A girl child below the age of 18 cannot be treated as a commodity having no say over
her body or someone who has no right to deny sexual intercourse to her husband, the
Supreme Court held.
“Human rights of a girl child are very much alive and kicking whether she is married
or not and deserve recognition and acceptance,” a Bench of Justices Madan B. Lokur and
Deepak Gupta observed.
Separate judgments
The two judges wrote separate judgments totalling 127 pages. The court read down
Exception 2 to Section 375 (rape) of the Indian Penal Code (IPC), which allowed the
husband of a girl child — between 15 and 18 years of age — blanket liberty and freedom
to have non-consensual sexual intercourse with her. Her willingness or consent was of no
concern. The husband in such cases was not punished for rape.
The exception had remained an anomaly because Section 375 itself mandated that
sex with a girl below 18 years of age, with or without her consent, was statutory rape.

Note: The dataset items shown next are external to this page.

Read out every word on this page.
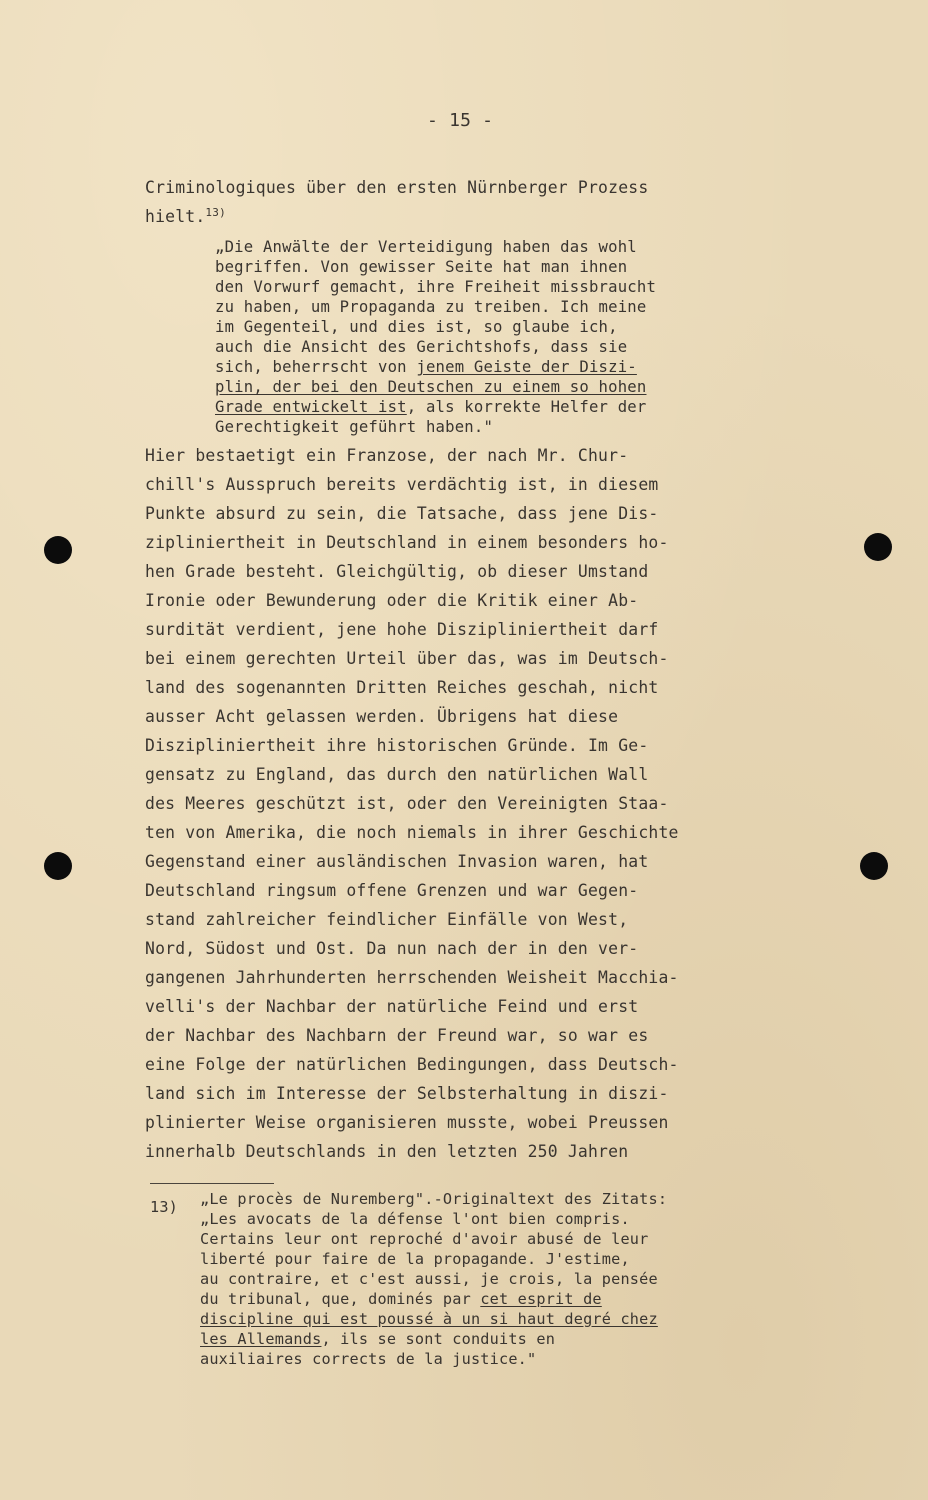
- 15 -
Criminologiques über den ersten Nürnberger Prozess
hielt.$^{13)}$
„Die Anwälte der Verteidigung haben das wohl
begriffen. Von gewisser Seite hat man ihnen
den Vorwurf gemacht, ihre Freiheit missbraucht
zu haben, um Propaganda zu treiben. Ich meine
im Gegenteil, und dies ist, so glaube ich,
auch die Ansicht des Gerichtshofs, dass sie
sich, beherrscht von jenem Geiste der Diszi-
plin, der bei den Deutschen zu einem so hohen
Grade entwickelt ist, als korrekte Helfer der
Gerechtigkeit geführt haben."
Hier bestaetigt ein Franzose, der nach Mr. Chur-
chill's Ausspruch bereits verdächtig ist, in diesem
Punkte absurd zu sein, die Tatsache, dass jene Dis-
zipliniertheit in Deutschland in einem besonders ho-
hen Grade besteht. Gleichgültig, ob dieser Umstand
Ironie oder Bewunderung oder die Kritik einer Ab-
surdität verdient, jene hohe Diszipliniertheit darf
bei einem gerechten Urteil über das, was im Deutsch-
land des sogenannten Dritten Reiches geschah, nicht
ausser Acht gelassen werden. Übrigens hat diese
Diszipliniertheit ihre historischen Gründe. Im Ge-
gensatz zu England, das durch den natürlichen Wall
des Meeres geschützt ist, oder den Vereinigten Staa-
ten von Amerika, die noch niemals in ihrer Geschichte
Gegenstand einer ausländischen Invasion waren, hat
Deutschland ringsum offene Grenzen und war Gegen-
stand zahlreicher feindlicher Einfälle von West,
Nord, Südost und Ost. Da nun nach der in den ver-
gangenen Jahrhunderten herrschenden Weisheit Macchia-
velli's der Nachbar der natürliche Feind und erst
der Nachbar des Nachbarn der Freund war, so war es
eine Folge der natürlichen Bedingungen, dass Deutsch-
land sich im Interesse der Selbsterhaltung in diszi-
plinierter Weise organisieren musste, wobei Preussen
innerhalb Deutschlands in den letzten 250 Jahren
13) „Le procès de Nuremberg".-Originaltext des Zitats:
„Les avocats de la défense l'ont bien compris.
Certains leur ont reproché d'avoir abusé de leur
liberté pour faire de la propagande. J'estime,
au contraire, et c'est aussi, je crois, la pensée
du tribunal, que, dominés par cet esprit de
discipline qui est poussé à un si haut degré chez
les Allemands, ils se sont conduits en
auxiliaires corrects de la justice."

An
unmarried girl child can prosecute her rapist, but a married girl child aged between 15
and 18 could not even do that, Justice Lokur said, pointing out the injustice.
With this judgment, considered by experts as trigger to declaring child marriage void
ab initio, the court ended the decades-old disparity between Exception 2 to Section
375 IPC and other child protection laws.
These include the Prohibition of Child Marriage Act of 2006, Protection of Children
from Sexual Offences Act and Juvenile Justice Act, all which define a “child” as
someone who is below 18 years of age.
The court held that the exception clause to rape, carved out in the IPC, created an
unnecessary and artificial distinction between a married girl child and an unmarried
girl child. The clause took away the right of a girl child to bodily integrity and
reproductive choice. It had even the effect of turning a blind eye to trafficking of the
minor girl children in the guise of marriage.
An exception to Section 375 in the IPC does not find a man guilty to having sexual
intercourse with his 15-year-old wife. This exception ensures that he will not be charged
for rape even though child marriage is a crime.
As per Section 375.
Rape.—A man is said to commit “rape” who, except in the case hereinafter excepted, has
sexual intercourse with a woman under circumstances falling under any of the six following
des c r i p tions:—
(First) — Against her will.
(Secondly) —Without her consent.
(Thirdly) — With her consent, when her consent has been obtained by putting her or any
person in whom she is interested in fear of death or of hurt.
(Fourthly) —With her consent, when the man knows that he is not her husband, and that her
consent is given because she believes that he is another man to whom she is or believes
herself to be lawfully married.
(Fifthly) — With her consent, when, at the time of giving such consent, by reason of
unsoundness of mind or intoxication or the administration by him personally or through
another of any stupefying or unwholesome substance, she is unable to understand the
nature and consequences of that to which she gives consent.
(Sixthly) — With or without her consent, when she is under sixteen years of age. Explanation.
—Penetration is sufficient to constitute the sexual intercourse necessary to the offence of
rape.
Conclusion:
Any form of sexual relationship between two minors, irrespective of their consent is
known as statutory rape, which is unlawful because either parties of such act is below the
legal age to get involved sexually, further making them incapable of giving their consent to
the said act. Hence, the consent is irrelevant.